A brilliant visual and aural assault with Russell firing in all directions - and hitting the target - in a noisy synthesis of music, colours, motifs and pop art sensibilities. The cod organised religion critiques of the story are overcome in some gloriously realised sequences that simply crackle and fizz with inventive energy that really does reach out to the senses, albeit sledge hammered with kitsch glee.
Precisely because it is mass-consumption popular culture, TOMMY demands to be appreciated as a malevolent aberration and completely messed-up. Therein lies the crux of its considerable charm. I say this as a person who has always believed the original album to be monumentally off-putting maximalist proto-stadium-rock trash. And it is. The music is nevertheless incorporated with a demented proficiency. Hellacious.
In the way that Fellini got me to love the circus, Ken Russell got me to like musicals. This rock opera is a grand spectacle to behold and the brilliant ensemble cast of great singers and actors is a true wonder to behold and Russell crafts it so beautifully that you can't help but love this film with all its craziness.
Not a great film, but worth seeing for two scenes in particular: Ann-Margret's orgasmic ecstasy amid bucketfuls of beans, chocolate, and soap, and Tina Turner's scorching hot, quiveringly insane rendition of "The Acid Queen". These are two of the greatest scenes of all-time. I'm less enthusiastic about the rest of Tommy, but at least it's never boring!
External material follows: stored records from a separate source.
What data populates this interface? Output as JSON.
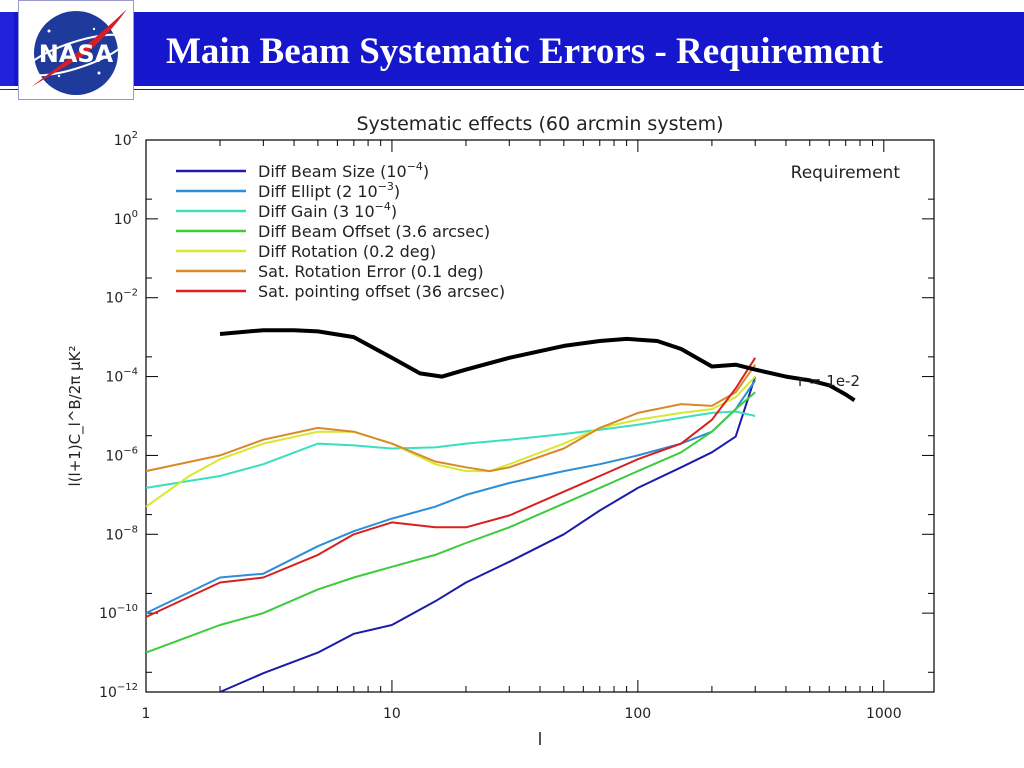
{
  "slide": {
    "title": "Main Beam Systematic Errors - Requirement",
    "logo_text": "NASA",
    "colors": {
      "header_bg": "#1616cc",
      "title": "#ffffff"
    }
  },
  "chart_data": {
    "type": "line",
    "title": "Systematic effects (60 arcmin system)",
    "annotation": "Requirement",
    "curve_label": "r = 1e-2",
    "xlabel": "l",
    "ylabel": "l(l+1)C_l^B/2π μK²",
    "xscale": "log",
    "yscale": "log",
    "xlim": [
      1,
      1600
    ],
    "ylim": [
      1e-12,
      100
    ],
    "xticks": [
      {
        "value": 1,
        "label": "1"
      },
      {
        "value": 10,
        "label": "10"
      },
      {
        "value": 100,
        "label": "100"
      },
      {
        "value": 1000,
        "label": "1000"
      }
    ],
    "yticks": [
      {
        "value": 1e-12,
        "base": "10",
        "exp": "−12"
      },
      {
        "value": 1e-10,
        "base": "10",
        "exp": "−10"
      },
      {
        "value": 1e-08,
        "base": "10",
        "exp": "−8"
      },
      {
        "value": 1e-06,
        "base": "10",
        "exp": "−6"
      },
      {
        "value": 0.0001,
        "base": "10",
        "exp": "−4"
      },
      {
        "value": 0.01,
        "base": "10",
        "exp": "−2"
      },
      {
        "value": 1,
        "base": "10",
        "exp": "0"
      },
      {
        "value": 100,
        "base": "10",
        "exp": "2"
      }
    ],
    "series": [
      {
        "name": "Diff Beam Size (10",
        "sup": "−4",
        "tail": ")",
        "color": "#1c1ca8",
        "x": [
          2,
          3,
          5,
          7,
          10,
          15,
          20,
          30,
          50,
          70,
          100,
          150,
          200,
          250,
          300
        ],
        "y": [
          1e-12,
          3e-12,
          1e-11,
          3e-11,
          5e-11,
          2e-10,
          6e-10,
          2e-09,
          1e-08,
          4e-08,
          1.5e-07,
          5e-07,
          1.2e-06,
          3e-06,
          0.0001
        ]
      },
      {
        "name": "Diff Ellipt (2 10",
        "sup": "−3",
        "tail": ")",
        "color": "#2c8ed6",
        "x": [
          1,
          2,
          3,
          5,
          7,
          10,
          15,
          20,
          30,
          50,
          70,
          100,
          150,
          200,
          250,
          300
        ],
        "y": [
          1e-10,
          8e-10,
          1e-09,
          5e-09,
          1.2e-08,
          2.5e-08,
          5e-08,
          1e-07,
          2e-07,
          4e-07,
          6e-07,
          1e-06,
          2e-06,
          4e-06,
          1.5e-05,
          8e-05
        ]
      },
      {
        "name": "Diff Gain (3 10",
        "sup": "−4",
        "tail": ")",
        "color": "#3cdec0",
        "x": [
          1,
          2,
          3,
          5,
          7,
          10,
          15,
          20,
          30,
          50,
          70,
          100,
          150,
          200,
          250,
          300
        ],
        "y": [
          1.5e-07,
          3e-07,
          6e-07,
          2e-06,
          1.8e-06,
          1.5e-06,
          1.6e-06,
          2e-06,
          2.5e-06,
          3.5e-06,
          4.5e-06,
          6e-06,
          9e-06,
          1.2e-05,
          1.3e-05,
          1e-05
        ]
      },
      {
        "name": "Diff Beam Offset (3.6 arcsec",
        "sup": "",
        "tail": ")",
        "color": "#3ccc3c",
        "x": [
          1,
          2,
          3,
          5,
          7,
          10,
          15,
          20,
          30,
          50,
          70,
          100,
          150,
          200,
          250,
          300
        ],
        "y": [
          1e-11,
          5e-11,
          1e-10,
          4e-10,
          8e-10,
          1.5e-09,
          3e-09,
          6e-09,
          1.5e-08,
          6e-08,
          1.5e-07,
          4e-07,
          1.2e-06,
          4e-06,
          1.5e-05,
          4e-05
        ]
      },
      {
        "name": "Diff Rotation (0.2 deg",
        "sup": "",
        "tail": ")",
        "color": "#d8e830",
        "x": [
          1,
          1.5,
          2,
          3,
          5,
          7,
          10,
          15,
          20,
          25,
          30,
          50,
          70,
          100,
          150,
          200,
          250,
          300
        ],
        "y": [
          5e-08,
          3e-07,
          8e-07,
          2e-06,
          4e-06,
          4e-06,
          2e-06,
          6e-07,
          4e-07,
          4e-07,
          6e-07,
          2e-06,
          5e-06,
          8e-06,
          1.2e-05,
          1.5e-05,
          3e-05,
          0.0001
        ]
      },
      {
        "name": "Sat. Rotation Error (0.1 deg",
        "sup": "",
        "tail": ")",
        "color": "#d88a2a",
        "x": [
          1,
          2,
          3,
          5,
          7,
          10,
          15,
          20,
          25,
          30,
          50,
          70,
          100,
          150,
          200,
          250,
          300
        ],
        "y": [
          4e-07,
          1e-06,
          2.5e-06,
          5e-06,
          4e-06,
          2e-06,
          7e-07,
          5e-07,
          4e-07,
          5e-07,
          1.5e-06,
          5e-06,
          1.2e-05,
          2e-05,
          1.8e-05,
          4e-05,
          0.0002
        ]
      },
      {
        "name": "Sat. pointing offset (36 arcsec",
        "sup": "",
        "tail": ")",
        "color": "#d82020",
        "x": [
          1,
          2,
          3,
          5,
          7,
          10,
          15,
          20,
          30,
          50,
          70,
          100,
          150,
          200,
          250,
          300
        ],
        "y": [
          8e-11,
          6e-10,
          8e-10,
          3e-09,
          1e-08,
          2e-08,
          1.5e-08,
          1.5e-08,
          3e-08,
          1.2e-07,
          3e-07,
          8e-07,
          2e-06,
          8e-06,
          5e-05,
          0.0003
        ]
      }
    ],
    "requirement": {
      "color": "#000000",
      "x": [
        2,
        3,
        4,
        5,
        7,
        10,
        13,
        16,
        20,
        30,
        50,
        70,
        90,
        120,
        150,
        200,
        250,
        300,
        400,
        500,
        600,
        700,
        760
      ],
      "y": [
        0.0012,
        0.0015,
        0.0015,
        0.0014,
        0.001,
        0.0003,
        0.00012,
        0.0001,
        0.00015,
        0.0003,
        0.0006,
        0.0008,
        0.0009,
        0.0008,
        0.0005,
        0.00018,
        0.0002,
        0.00015,
        0.0001,
        8e-05,
        6e-05,
        3.5e-05,
        2.5e-05
      ]
    }
  }
}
This is a hard film to give a score to because it is almost rapturous in how stupid it is. It's a film that I couldn't stop watching because of it's sheer absurdity. Unfortunately it is not funny enough to fall into Neil Breen levels of quality, so instead it ends up more like a horrific car crash that you just can't look away from. Child molestation is played as a tasteless joke among other uncomfortable moments.